Parallel Execution

PX makes distributed computing feel like writing standard UNIX-style programs. You write code that reads from stdin or files and writes to stdout or files. PX handles the rest: spinning up cloud nodes, partitioning inputs, and running your code in parallel.

How PX Partitions Work

By default, PX assumes your input data is partitionable and automatically partitions it using a simple round-robin algorithm based on either input lines or input files.

Example: Processing 60,000 Images

Let's say you have:

• 60,000 image files to process
• 2 cloud nodes
• 4 CPUs per node
• Total: 8 available cores

PX will:

1. Spin up 8 copies of your Python process (one per core)
2. Distribute 4 processes per node
3. Feed 7,500 files to each process

This is similar in principle to how GNU parallel works locally, but scaled across cloud infrastructure.

Process Parallelism

The default is 1:1 process parallelism per core.

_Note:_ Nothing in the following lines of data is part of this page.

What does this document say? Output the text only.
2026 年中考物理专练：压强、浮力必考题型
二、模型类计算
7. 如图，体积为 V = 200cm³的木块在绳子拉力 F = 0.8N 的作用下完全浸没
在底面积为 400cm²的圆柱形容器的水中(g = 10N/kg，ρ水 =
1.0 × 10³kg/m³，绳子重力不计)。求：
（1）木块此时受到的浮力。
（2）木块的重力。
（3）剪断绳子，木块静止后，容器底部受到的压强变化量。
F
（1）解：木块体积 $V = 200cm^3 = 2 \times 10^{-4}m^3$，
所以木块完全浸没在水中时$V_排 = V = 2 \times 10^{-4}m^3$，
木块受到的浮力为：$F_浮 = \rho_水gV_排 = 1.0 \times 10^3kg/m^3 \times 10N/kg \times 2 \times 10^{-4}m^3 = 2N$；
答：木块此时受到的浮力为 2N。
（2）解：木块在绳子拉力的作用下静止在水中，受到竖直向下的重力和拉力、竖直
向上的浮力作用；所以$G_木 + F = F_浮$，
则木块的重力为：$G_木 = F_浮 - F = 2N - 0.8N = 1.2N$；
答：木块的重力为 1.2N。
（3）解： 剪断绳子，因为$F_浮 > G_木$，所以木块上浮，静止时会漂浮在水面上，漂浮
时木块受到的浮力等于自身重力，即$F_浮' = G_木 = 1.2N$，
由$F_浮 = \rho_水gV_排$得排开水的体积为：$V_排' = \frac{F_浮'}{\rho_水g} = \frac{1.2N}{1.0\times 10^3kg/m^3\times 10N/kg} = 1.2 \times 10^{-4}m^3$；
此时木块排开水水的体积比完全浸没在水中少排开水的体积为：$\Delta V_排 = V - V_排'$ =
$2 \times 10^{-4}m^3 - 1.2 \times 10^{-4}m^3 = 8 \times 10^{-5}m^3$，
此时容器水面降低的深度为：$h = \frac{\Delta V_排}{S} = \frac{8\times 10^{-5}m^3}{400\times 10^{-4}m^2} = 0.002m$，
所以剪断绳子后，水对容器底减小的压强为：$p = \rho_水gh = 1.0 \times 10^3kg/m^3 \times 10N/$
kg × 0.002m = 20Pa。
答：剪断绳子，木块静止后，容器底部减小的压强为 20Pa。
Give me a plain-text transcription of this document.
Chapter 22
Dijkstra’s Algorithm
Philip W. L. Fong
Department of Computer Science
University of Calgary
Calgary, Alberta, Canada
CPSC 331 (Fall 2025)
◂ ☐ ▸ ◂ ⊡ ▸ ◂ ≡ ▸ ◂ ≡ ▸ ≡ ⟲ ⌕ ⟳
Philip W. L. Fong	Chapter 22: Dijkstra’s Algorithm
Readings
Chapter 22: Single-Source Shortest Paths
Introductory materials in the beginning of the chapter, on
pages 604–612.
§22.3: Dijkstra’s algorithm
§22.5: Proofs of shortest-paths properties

However, you can control job parallelism with the -p parameter:

px run -p 16 'python process.py'

For I/O-bound workloads, it often makes sense to double or triple the number of processes beyond the core count to take advantage of I/O interleaving.

Job Scheduling

PX uses a simple but effective job queue:

• The "head node" receives job submissions from clients
• Each job is instantly scheduled to the cluster
• If another job is running, new jobs enter a FIFO queue
• Jobs push input data partitions directly to running processes over the cluster LAN

Pleasingly Parallel Workloads

PX works best with "pleasingly parallel" (sometimes called "embarrassingly parallel") workloads:

• Processes that read stdin and produce stdout without network calls
• Processes that read files as inputs and produce different files as outputs
• Tasks that don't require coordination between parallel instances

What Makes Code Pleasingly Parallel?

A Linux process is naturally parallel and idempotent when it:

• Processes independent inputs (files, lines, records)
• Produces independent outputs
• Doesn't talk to external systems (databases, KV stores, APIs)
• Doesn't maintain shared state

Understanding Idempotency

When running distributed workloads, idempotency matters. Your code should produce the same result whether it runs once or multiple times on the same input.

Issues arise when programs:

• Talk to databases or KV stores
• Call external APIs
• Maintain shared state across instances
• Use non-deterministic operations

PX is designed for workloads where each parallel instance operates independently on its partition of the data.